12. We have considered the arguments and have carefully perused Section 35G of the Act.

13. Section 35G(1) of the Central Excise Act, 1944, reads as under:-

“Appeal to High Court- (1) An appeal shall lie to the High Court from every order passed in appeal by the Appellate Tribunal on or after the 1st day of July, 2003 (not being an order relating, among other things, to the determination of any question having a relation to the rate of duty of excise or to the value of goods for purposes of assessment), if the High Court is satisfied that the case involves a substantial question of law.”

14. A perusal of the above provision reveals that an appeal would lie to the High Court, if the High Court is satisfied that the case involves a substantial question of law, however, appeal would not lie, if the same pertains to determination of any question having relation to the rate of duty of excise or to the value of goods for purposes of assessment.

15. In Commissioner of Central Excise, Jaipur vs. Electro-Mechanical Engineering Corporation & Ors. (supra), appeal was filed by the Commissioner of Central Excise, when the benefit of SSI Exemption was denied by the Revenue on the ground that respondent had floated two front units in order to fraudulently avail the SSI Exemption. The said appeal was filed before the Apex Court knowing pretty well that appeal is not maintainable before the High Court. In that case, appeal was entertained by the Apex Court. The Division Bench of the Bombay High Court in Commissioner of Customs & C. Ex., Goa (supra) held that a reference under Section 35H of the Act is not maintainable where the issue relates to the determination of a question having relation to the rate of duty of excise or to the value of the goods for the purposes of assessment.

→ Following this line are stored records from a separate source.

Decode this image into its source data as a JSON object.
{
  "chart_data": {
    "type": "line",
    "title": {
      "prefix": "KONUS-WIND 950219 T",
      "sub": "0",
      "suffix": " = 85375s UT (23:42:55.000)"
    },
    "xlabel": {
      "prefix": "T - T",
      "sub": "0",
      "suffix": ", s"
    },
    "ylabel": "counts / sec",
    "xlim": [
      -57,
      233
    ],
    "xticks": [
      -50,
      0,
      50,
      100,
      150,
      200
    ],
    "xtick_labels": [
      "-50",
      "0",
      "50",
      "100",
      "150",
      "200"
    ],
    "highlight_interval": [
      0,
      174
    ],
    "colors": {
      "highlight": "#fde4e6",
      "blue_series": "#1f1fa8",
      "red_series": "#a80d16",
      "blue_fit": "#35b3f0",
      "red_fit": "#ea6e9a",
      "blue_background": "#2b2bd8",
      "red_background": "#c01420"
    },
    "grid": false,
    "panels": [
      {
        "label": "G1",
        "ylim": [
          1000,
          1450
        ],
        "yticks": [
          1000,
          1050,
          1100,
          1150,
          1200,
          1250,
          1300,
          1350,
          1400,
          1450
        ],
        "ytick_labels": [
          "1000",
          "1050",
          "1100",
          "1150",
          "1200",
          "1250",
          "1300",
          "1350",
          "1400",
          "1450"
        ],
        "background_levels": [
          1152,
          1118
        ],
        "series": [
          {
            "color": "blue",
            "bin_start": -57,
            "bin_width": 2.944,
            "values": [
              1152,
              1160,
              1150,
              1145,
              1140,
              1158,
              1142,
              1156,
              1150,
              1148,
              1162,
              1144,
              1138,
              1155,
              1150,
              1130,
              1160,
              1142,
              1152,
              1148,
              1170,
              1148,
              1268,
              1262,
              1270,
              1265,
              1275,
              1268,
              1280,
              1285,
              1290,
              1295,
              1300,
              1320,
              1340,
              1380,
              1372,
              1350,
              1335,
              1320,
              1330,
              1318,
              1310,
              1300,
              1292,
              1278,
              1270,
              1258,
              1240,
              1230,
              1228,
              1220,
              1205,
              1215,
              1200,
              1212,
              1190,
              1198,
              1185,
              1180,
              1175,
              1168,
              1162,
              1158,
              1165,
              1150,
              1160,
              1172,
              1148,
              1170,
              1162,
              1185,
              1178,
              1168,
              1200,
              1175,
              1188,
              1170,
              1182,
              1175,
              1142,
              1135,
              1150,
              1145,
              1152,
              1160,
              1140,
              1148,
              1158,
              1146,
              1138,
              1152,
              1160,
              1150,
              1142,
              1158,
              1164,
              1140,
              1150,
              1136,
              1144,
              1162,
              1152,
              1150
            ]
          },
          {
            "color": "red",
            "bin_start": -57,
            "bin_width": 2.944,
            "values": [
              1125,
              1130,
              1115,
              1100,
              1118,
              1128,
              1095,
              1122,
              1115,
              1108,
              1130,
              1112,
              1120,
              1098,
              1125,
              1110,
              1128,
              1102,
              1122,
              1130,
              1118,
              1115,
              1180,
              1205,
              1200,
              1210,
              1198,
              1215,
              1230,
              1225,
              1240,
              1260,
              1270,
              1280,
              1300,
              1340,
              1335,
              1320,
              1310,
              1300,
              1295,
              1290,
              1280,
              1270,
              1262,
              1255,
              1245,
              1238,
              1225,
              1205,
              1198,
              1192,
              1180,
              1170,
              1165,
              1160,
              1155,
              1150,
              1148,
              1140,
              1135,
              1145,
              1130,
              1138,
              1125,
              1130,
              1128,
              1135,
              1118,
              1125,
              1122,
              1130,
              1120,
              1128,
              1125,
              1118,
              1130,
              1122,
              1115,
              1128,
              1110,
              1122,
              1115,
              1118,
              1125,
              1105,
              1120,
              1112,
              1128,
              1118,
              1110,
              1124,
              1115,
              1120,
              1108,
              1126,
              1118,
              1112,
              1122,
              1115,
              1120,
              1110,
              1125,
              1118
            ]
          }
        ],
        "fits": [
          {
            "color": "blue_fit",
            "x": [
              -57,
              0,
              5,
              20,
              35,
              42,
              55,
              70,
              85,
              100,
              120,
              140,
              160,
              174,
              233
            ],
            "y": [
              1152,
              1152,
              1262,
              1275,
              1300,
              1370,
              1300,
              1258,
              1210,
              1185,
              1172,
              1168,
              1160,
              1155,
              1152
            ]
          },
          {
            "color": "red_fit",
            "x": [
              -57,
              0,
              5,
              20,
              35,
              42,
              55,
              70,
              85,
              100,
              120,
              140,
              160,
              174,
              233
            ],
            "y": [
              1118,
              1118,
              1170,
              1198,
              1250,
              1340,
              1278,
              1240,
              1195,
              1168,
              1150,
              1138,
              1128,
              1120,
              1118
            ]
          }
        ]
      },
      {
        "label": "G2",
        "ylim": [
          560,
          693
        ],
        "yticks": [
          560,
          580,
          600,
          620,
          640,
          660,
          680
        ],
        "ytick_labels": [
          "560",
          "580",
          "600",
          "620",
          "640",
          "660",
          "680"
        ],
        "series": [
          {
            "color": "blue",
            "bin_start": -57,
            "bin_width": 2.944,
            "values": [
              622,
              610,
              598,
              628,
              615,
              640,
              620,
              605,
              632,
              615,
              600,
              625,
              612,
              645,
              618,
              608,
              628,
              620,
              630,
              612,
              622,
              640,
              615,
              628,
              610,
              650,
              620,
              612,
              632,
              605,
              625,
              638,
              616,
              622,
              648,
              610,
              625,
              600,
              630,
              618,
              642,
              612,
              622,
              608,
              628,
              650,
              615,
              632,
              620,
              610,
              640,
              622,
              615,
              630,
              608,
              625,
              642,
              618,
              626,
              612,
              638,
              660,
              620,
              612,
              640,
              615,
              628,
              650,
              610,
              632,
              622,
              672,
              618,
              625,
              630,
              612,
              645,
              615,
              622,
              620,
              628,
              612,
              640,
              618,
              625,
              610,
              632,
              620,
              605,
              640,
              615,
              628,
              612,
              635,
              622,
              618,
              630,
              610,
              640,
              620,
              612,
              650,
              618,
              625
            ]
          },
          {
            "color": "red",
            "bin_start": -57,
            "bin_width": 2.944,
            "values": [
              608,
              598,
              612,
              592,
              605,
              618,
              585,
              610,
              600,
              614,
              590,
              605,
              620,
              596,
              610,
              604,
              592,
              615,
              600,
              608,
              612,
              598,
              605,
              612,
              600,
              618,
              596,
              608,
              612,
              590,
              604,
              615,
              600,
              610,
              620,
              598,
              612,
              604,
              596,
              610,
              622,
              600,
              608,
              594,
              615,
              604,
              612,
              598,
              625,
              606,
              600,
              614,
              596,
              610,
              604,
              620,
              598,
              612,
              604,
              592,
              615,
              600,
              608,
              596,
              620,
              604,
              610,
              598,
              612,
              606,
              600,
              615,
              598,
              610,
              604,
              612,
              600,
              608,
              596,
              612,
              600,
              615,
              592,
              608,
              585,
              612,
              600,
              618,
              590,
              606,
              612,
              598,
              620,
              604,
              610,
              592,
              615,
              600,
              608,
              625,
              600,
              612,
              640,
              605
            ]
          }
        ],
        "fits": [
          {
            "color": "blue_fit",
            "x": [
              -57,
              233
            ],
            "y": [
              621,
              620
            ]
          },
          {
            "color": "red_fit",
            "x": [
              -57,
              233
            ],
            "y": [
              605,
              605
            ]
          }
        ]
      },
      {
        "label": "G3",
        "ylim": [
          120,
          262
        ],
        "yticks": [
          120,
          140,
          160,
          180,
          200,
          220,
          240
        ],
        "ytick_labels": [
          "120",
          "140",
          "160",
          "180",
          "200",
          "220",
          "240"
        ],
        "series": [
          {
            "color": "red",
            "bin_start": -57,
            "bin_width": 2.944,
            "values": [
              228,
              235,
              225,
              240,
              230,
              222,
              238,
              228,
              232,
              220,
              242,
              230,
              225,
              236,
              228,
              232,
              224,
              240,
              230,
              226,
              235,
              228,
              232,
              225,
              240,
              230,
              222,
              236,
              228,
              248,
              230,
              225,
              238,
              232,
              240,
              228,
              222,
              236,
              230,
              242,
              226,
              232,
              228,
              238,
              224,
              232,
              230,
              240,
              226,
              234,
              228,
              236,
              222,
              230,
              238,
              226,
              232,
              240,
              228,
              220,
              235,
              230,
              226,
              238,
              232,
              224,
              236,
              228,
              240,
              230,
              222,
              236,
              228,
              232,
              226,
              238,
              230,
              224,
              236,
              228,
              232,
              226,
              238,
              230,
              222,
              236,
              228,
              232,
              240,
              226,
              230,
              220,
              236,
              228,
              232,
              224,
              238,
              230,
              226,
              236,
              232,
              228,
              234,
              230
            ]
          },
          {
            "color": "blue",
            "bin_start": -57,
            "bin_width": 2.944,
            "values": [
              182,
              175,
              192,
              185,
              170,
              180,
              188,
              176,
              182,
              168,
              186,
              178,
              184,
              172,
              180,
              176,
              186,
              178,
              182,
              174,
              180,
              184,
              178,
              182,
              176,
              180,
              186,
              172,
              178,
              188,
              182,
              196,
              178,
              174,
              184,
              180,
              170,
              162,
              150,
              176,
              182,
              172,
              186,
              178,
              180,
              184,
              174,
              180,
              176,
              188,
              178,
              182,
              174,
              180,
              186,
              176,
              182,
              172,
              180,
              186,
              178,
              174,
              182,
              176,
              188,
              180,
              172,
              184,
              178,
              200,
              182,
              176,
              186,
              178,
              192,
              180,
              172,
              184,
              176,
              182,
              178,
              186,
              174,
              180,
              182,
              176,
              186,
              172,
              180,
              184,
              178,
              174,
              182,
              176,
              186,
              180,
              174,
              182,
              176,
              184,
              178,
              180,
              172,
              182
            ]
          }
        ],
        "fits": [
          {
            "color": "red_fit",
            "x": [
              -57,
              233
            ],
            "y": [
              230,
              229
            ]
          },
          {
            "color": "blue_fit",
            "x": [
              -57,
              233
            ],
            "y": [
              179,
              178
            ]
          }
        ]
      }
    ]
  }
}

16. We are of the considered view that in the case in hand, SSI Exemption for payment of central excise duty has been granted to the respondent. If this exemption is withdrawn, excise duty would become leviable and consequently, it would be an order relating among other things to the determination of any question having a relation to the rate of duty of excise. Further, if the exemption is withdrawn, the goods will be valued for the purpose of assessment and thus, it would fall within the exception as provided under Clause (1) of Section 35G of the Act. Similarly, if three Undertakings are treated as one Undertaking, then for the purpose of determination, the value of goods would also be assessed of the three Undertakings together, thus the dispute would pertain to value of goods for purpose of assessment and thus the same would not fall within the jurisdiction of the High Court. There being a specific bar on entertaining of appeal, if the question pertains to rate of duty of excise or the value of goods for the purpose of assessment, the present appeal is not maintainable before the High Court.

17. In view of the above, we are not inclined to entertain the present appeal on the ground of lack of jurisdiction and the same is accordingly, dismissed as not maintainable. Stay application also stands disposed.